Nello stesso periodo in cui ho visto il film, quasi per uno strano scherzo del caso, ho purtroppo assistito anche ad uno spettacolo aberrante: il video sugli immigrati del Centro di prima accoglienza di Lampedusa, messi in fila, nudi, in pieno inverno per essere “disinfettati” da getti di acqua gelida e potente in modo da evitare la diffusione della scabbia.

Film e realtà, anni ’60 e attualità si mescolano senza soluzione di continuità. Mi viene da pensare che non sia cambiato nulla da allora. Mille passi avanti, lotte e sacrifici per poi ritornare al punto di partenza. Ma una riflessione più attenta, non può non farmi guardare al fatto che un cambiamento inesorabile è avvenuto: il modo con cui questi fenomeni si raccontano e si comunicano. Passare da un film ad video registrato con uno smartphone è sintomo di un passaggio ad una realtà aumentata dove reale e virtuale coesistono, modificando per sempre i nostri modi di recepire, percepire e interpretare le notizie e la realtà.

Certo, gradiamo di gran lunga le versioni letterarie e cinematografiche perché sembrano “addolcire” (nessun termine, neanche questo, sarà mai adeguato) le scelleratezze di cui l’uomo è stato capace nella storia.
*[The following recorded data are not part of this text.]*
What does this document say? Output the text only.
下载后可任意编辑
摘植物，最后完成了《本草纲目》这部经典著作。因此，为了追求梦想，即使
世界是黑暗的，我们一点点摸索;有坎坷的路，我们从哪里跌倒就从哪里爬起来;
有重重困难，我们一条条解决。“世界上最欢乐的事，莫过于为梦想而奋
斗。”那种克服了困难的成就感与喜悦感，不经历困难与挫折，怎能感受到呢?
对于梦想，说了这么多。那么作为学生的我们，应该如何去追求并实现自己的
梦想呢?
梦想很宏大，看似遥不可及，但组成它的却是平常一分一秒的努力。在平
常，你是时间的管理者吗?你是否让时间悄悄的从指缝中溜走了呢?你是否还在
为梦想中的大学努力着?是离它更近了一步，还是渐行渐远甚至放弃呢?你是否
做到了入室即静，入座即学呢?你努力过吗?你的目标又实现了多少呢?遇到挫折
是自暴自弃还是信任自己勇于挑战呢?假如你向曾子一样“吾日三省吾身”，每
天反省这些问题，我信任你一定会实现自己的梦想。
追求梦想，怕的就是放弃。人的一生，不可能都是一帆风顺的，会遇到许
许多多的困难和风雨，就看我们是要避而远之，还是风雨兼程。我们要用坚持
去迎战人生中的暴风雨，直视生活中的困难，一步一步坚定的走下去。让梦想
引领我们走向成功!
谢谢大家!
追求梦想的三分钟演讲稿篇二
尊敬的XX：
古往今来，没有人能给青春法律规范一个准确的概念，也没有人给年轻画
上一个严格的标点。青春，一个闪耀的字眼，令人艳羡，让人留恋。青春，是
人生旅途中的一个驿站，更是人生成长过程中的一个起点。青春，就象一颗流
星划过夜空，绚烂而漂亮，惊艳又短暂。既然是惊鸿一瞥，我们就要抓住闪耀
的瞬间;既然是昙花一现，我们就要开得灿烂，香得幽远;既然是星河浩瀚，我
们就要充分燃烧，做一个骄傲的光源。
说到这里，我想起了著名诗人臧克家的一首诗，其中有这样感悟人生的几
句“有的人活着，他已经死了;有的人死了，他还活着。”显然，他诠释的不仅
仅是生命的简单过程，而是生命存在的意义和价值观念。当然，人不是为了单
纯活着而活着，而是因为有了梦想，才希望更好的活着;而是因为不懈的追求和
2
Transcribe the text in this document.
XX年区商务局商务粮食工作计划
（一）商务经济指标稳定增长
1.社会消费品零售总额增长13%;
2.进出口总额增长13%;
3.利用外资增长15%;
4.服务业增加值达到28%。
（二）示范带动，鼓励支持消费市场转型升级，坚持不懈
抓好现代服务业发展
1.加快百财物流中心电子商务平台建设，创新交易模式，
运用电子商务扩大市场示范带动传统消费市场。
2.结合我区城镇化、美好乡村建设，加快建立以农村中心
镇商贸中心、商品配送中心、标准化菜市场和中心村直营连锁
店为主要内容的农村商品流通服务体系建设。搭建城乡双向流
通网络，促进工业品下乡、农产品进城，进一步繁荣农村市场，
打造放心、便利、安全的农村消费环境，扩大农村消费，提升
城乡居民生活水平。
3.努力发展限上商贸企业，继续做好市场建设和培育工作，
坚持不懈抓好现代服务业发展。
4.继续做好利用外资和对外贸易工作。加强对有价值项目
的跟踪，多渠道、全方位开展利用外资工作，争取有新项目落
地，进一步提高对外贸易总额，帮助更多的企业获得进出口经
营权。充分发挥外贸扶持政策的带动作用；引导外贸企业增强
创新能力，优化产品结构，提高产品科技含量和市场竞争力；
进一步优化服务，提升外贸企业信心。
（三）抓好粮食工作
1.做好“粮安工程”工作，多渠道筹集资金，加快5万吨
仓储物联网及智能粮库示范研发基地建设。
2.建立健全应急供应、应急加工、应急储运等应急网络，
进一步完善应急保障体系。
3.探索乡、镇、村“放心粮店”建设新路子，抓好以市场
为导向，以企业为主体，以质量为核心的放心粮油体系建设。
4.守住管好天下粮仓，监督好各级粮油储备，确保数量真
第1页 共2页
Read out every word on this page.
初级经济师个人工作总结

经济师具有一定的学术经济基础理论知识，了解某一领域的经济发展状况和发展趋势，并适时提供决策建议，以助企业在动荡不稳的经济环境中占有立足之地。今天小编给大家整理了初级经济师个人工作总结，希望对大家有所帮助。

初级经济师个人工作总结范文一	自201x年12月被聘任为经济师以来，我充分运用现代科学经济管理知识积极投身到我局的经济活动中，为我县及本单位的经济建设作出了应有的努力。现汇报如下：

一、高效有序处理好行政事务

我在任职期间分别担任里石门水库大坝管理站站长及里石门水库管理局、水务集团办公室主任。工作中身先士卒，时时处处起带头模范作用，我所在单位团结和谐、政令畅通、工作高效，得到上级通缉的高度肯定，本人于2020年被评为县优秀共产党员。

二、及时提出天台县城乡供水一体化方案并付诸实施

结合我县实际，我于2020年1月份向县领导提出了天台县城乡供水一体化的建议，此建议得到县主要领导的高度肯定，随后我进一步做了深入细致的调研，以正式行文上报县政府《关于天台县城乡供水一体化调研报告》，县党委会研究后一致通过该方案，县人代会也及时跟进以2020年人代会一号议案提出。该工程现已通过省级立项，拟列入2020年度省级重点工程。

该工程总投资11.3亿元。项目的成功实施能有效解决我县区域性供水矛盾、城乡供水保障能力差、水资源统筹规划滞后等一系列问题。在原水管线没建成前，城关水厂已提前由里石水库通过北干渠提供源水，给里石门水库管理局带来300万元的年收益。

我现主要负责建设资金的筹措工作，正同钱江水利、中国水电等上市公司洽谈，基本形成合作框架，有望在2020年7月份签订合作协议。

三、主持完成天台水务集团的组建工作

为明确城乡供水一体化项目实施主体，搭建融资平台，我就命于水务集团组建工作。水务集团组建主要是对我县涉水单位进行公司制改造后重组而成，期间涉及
Ma un video shock come il suddetto ha un impatto emotivo decisamente più forte: non è “tratto da una storia vera”, non è romanzato, non ha protagonisti con nomi di fantasia. Si tratta di esseri umani reali, in condizioni tragicamente reali.

Un video del genere sembra non avere filtri, ma non è così, tutto è culturalmente mediato: c’è una persona che sceglie di prendere un telefono cellulare per registrare qualcosa che ritiene gli altri debbano vedere. Lui forse non lo sa, ma questo gesto è figlio di una cultura ben precisa: quella dell’aiuto.